Menu
I've seen people who change the names that appear in correct sentences in order to "standarize" them and use "Tom" or "Mary". I want to publicly complain about that. There are many languages in which it doesn't matter whether we're talking about Tom or Peter, the rest of the sentence remains the same, but there are others in which, depending on that, something might change, like in Turkish, where you say "Tom'UN bir kitabı var" (Tom has a book) but "Peter'İN bir kitabı var" ( Peter has a book), so that of having different names with different endings can be really useful.
You are probably talking about what CK and I did today. It happened during the process of trying to refine the sentences I added in my earliest days in Tatoeba. I never mean to go so far as to standardize all the proper nouns. I'm sure I won't do it again. I'm sorry for causing some disorder in the corpus.

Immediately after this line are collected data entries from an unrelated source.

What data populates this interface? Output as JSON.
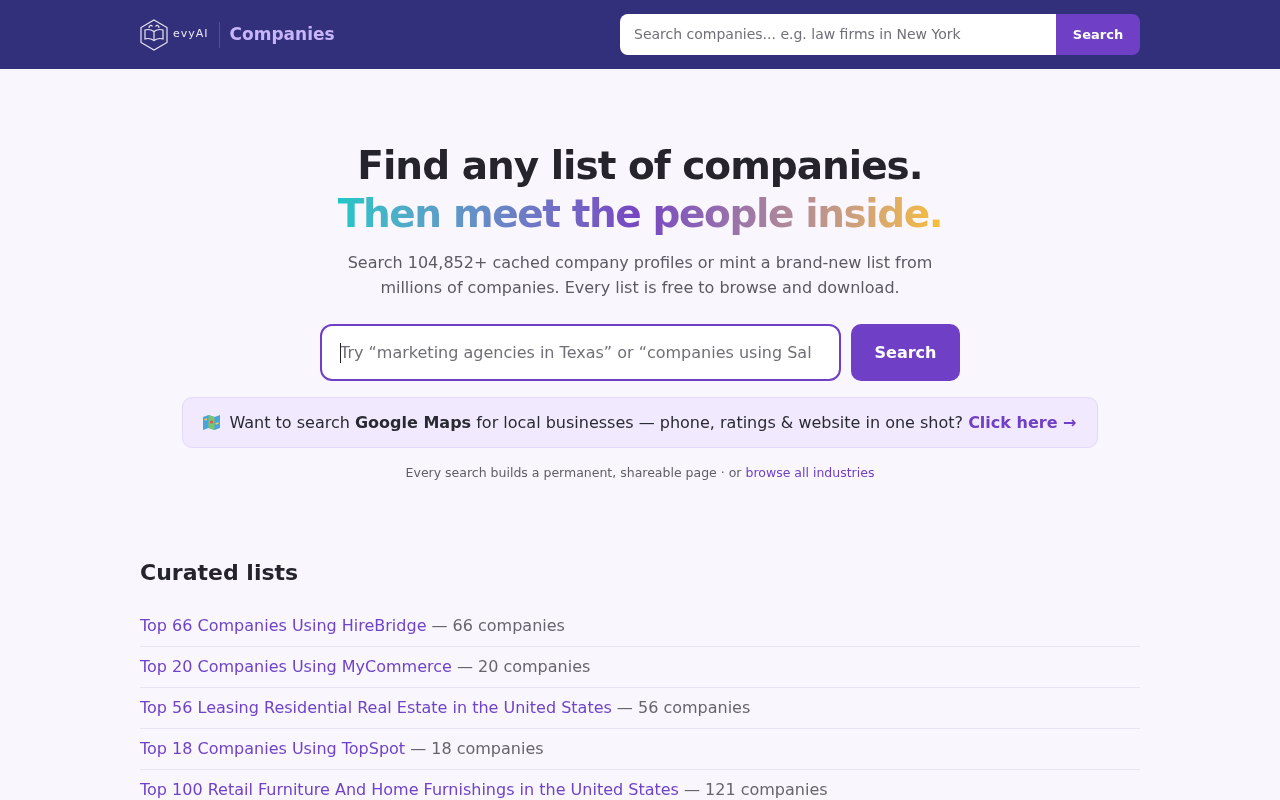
{
  "header": {
    "logo_text": "evyAI",
    "section_title": "Companies",
    "search": {
      "placeholder": "Search companies... e.g. law firms in New York"
    },
    "search_button": "Search"
  },
  "hero": {
    "title_line_1": "Find any list of companies.",
    "title_line_2": "Then meet the people inside.",
    "subtitle": "Search 104,852+ cached company profiles or mint a brand-new list from millions of companies. Every list is free to browse and download.",
    "search": {
      "placeholder": "Try “marketing agencies in Texas” or “companies using Sal",
      "focused": true
    },
    "search_button": "Search"
  },
  "banner": {
    "text": "Want to search **Google Maps** for local businesses — phone, ratings & website in one shot?",
    "link": "Click here →"
  },
  "note": {
    "text": "Every search builds a permanent, shareable page · or",
    "link": "browse all industries"
  },
  "curated_lists": {
    "title": "Curated lists",
    "items": [
      {
        "link": "Top 66 Companies Using HireBridge",
        "count": "— 66 companies"
      },
      {
        "link": "Top 20 Companies Using MyCommerce",
        "count": "— 20 companies"
      },
      {
        "link": "Top 56 Leasing Residential Real Estate in the United States",
        "count": "— 56 companies"
      },
      {
        "link": "Top 18 Companies Using TopSpot",
        "count": "— 18 companies"
      },
      {
        "link": "Top 100 Retail Furniture And Home Furnishings in the United States",
        "count": "— 121 companies"
      }
    ]
  }
}
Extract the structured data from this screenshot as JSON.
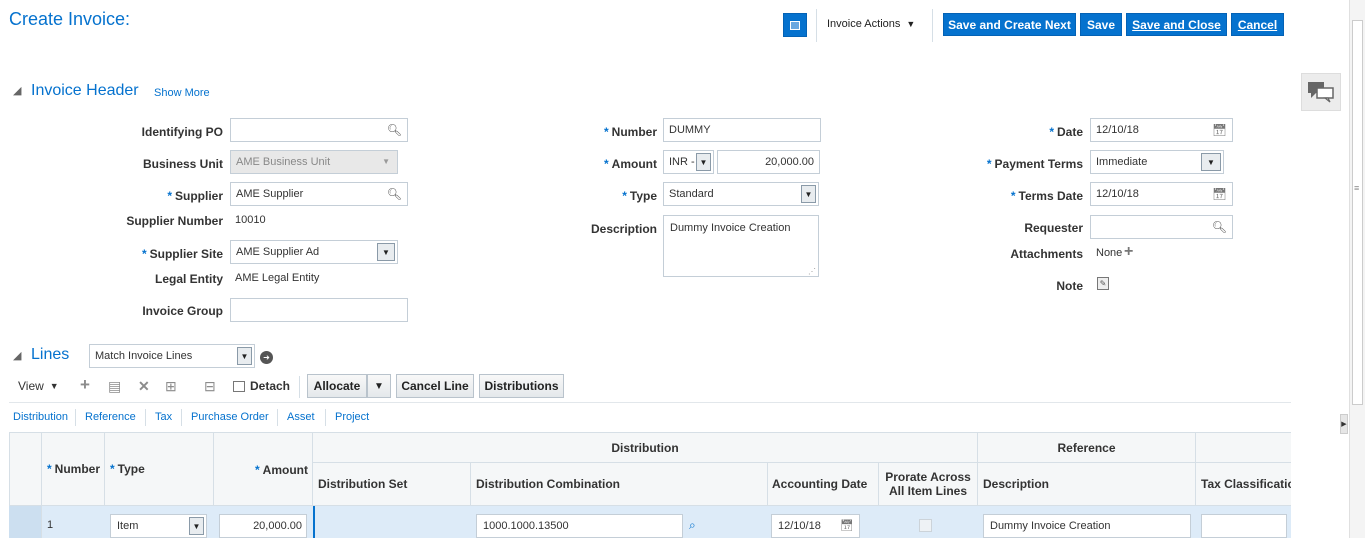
{
  "page": {
    "title": "Create Invoice:"
  },
  "header_actions": {
    "invoice_actions": "Invoice Actions",
    "save_and_create_next": "Save and Create Next",
    "save": "Save",
    "save_and_close": "Save and Close",
    "cancel": "Cancel"
  },
  "invoice_header": {
    "title": "Invoice Header",
    "show_more": "Show More",
    "identifying_po": {
      "label": "Identifying PO",
      "value": ""
    },
    "business_unit": {
      "label": "Business Unit",
      "value": "AME Business Unit"
    },
    "supplier": {
      "label": "Supplier",
      "value": "AME Supplier"
    },
    "supplier_number": {
      "label": "Supplier Number",
      "value": "10010"
    },
    "supplier_site": {
      "label": "Supplier Site",
      "value": "AME Supplier Ad"
    },
    "legal_entity": {
      "label": "Legal Entity",
      "value": "AME Legal Entity"
    },
    "invoice_group": {
      "label": "Invoice Group",
      "value": ""
    },
    "number": {
      "label": "Number",
      "value": "DUMMY"
    },
    "amount": {
      "label": "Amount",
      "currency": "INR -",
      "value": "20,000.00"
    },
    "type": {
      "label": "Type",
      "value": "Standard"
    },
    "description": {
      "label": "Description",
      "value": "Dummy Invoice Creation"
    },
    "date": {
      "label": "Date",
      "value": "12/10/18"
    },
    "payment_terms": {
      "label": "Payment Terms",
      "value": "Immediate"
    },
    "terms_date": {
      "label": "Terms Date",
      "value": "12/10/18"
    },
    "requester": {
      "label": "Requester",
      "value": ""
    },
    "attachments": {
      "label": "Attachments",
      "value": "None"
    },
    "note": {
      "label": "Note"
    }
  },
  "lines": {
    "title": "Lines",
    "match_select": "Match Invoice Lines",
    "view": "View",
    "detach": "Detach",
    "allocate": "Allocate",
    "cancel_line": "Cancel Line",
    "distributions": "Distributions",
    "subtabs": [
      "Distribution",
      "Reference",
      "Tax",
      "Purchase Order",
      "Asset",
      "Project"
    ],
    "group_headers": {
      "distribution": "Distribution",
      "reference": "Reference"
    },
    "columns": {
      "number": "Number",
      "type": "Type",
      "amount": "Amount",
      "distribution_set": "Distribution Set",
      "distribution_combination": "Distribution Combination",
      "accounting_date": "Accounting Date",
      "prorate_line1": "Prorate Across",
      "prorate_line2": "All Item Lines",
      "description": "Description",
      "tax_classification": "Tax Classificatio"
    },
    "rows": [
      {
        "number": "1",
        "type": "Item",
        "amount": "20,000.00",
        "distribution_set": "",
        "distribution_combination": "1000.1000.13500",
        "accounting_date": "12/10/18",
        "description": "Dummy Invoice Creation",
        "tax_classification": ""
      }
    ]
  },
  "colors": {
    "accent": "#0572ce",
    "selected_row": "#ddebf8"
  }
}
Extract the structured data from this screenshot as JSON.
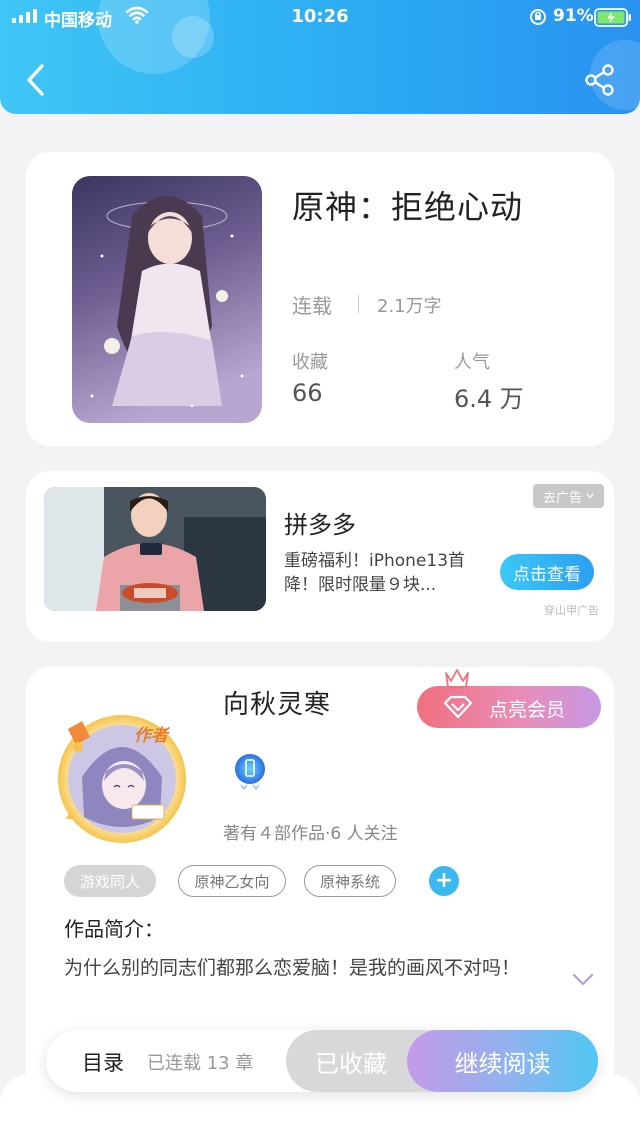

And thank you for the tip on Turkish. I should have borne in mind that what seems to be a mere "near duplicate" in one language might not be so in another. It may be a good idea to gather this kind of information somewhere so that we could prevent such over-standardization to happen again.
Actually it all started because of this:
http://tatoeba.org/spa/sentence...25319#comments
(Had it just been because of you, I'd have posted a comment on your sentence instead of writing a wall post :) But I'm glad I rose awareness of why this idea of changing names shouldn't be done ^^)
There's no mass standardization effort going on. I did this for one unowned sentence, whose original was:
"According to sysko, Trang is just a predatory guru who promises gain."
which is only mildly funny, at best, for people who know that sysko and Trang are administrators of the site who have worked together closely and respect each other very much. I figured that people who didn't know the in-joke would take the statement at face value, and I thought it was a bad idea to set a precedent for people to mention Tatoeba members by name, especially in a negative light. I interpreted the little smiley in the comment "why did you change the names? :S" as a sign that the reason I changed the names was clear. Perhaps it wasn't, so perhaps the smiley meant something completely different. In any case, I unlinked the translations and left comments on them to indicate the English sentence to which they were originally linked so that they could be changed and relinked.
In any case, this was an unowned sentence, and the site encourages us to adopt and modify unowned sentences that we feel need to be changed. But I've come to the conclusion that, in reality, modifying an unowned sentence comes with so much invisible baggage that doing so seems generally not to be worthwhile, even if the sentence is problematic.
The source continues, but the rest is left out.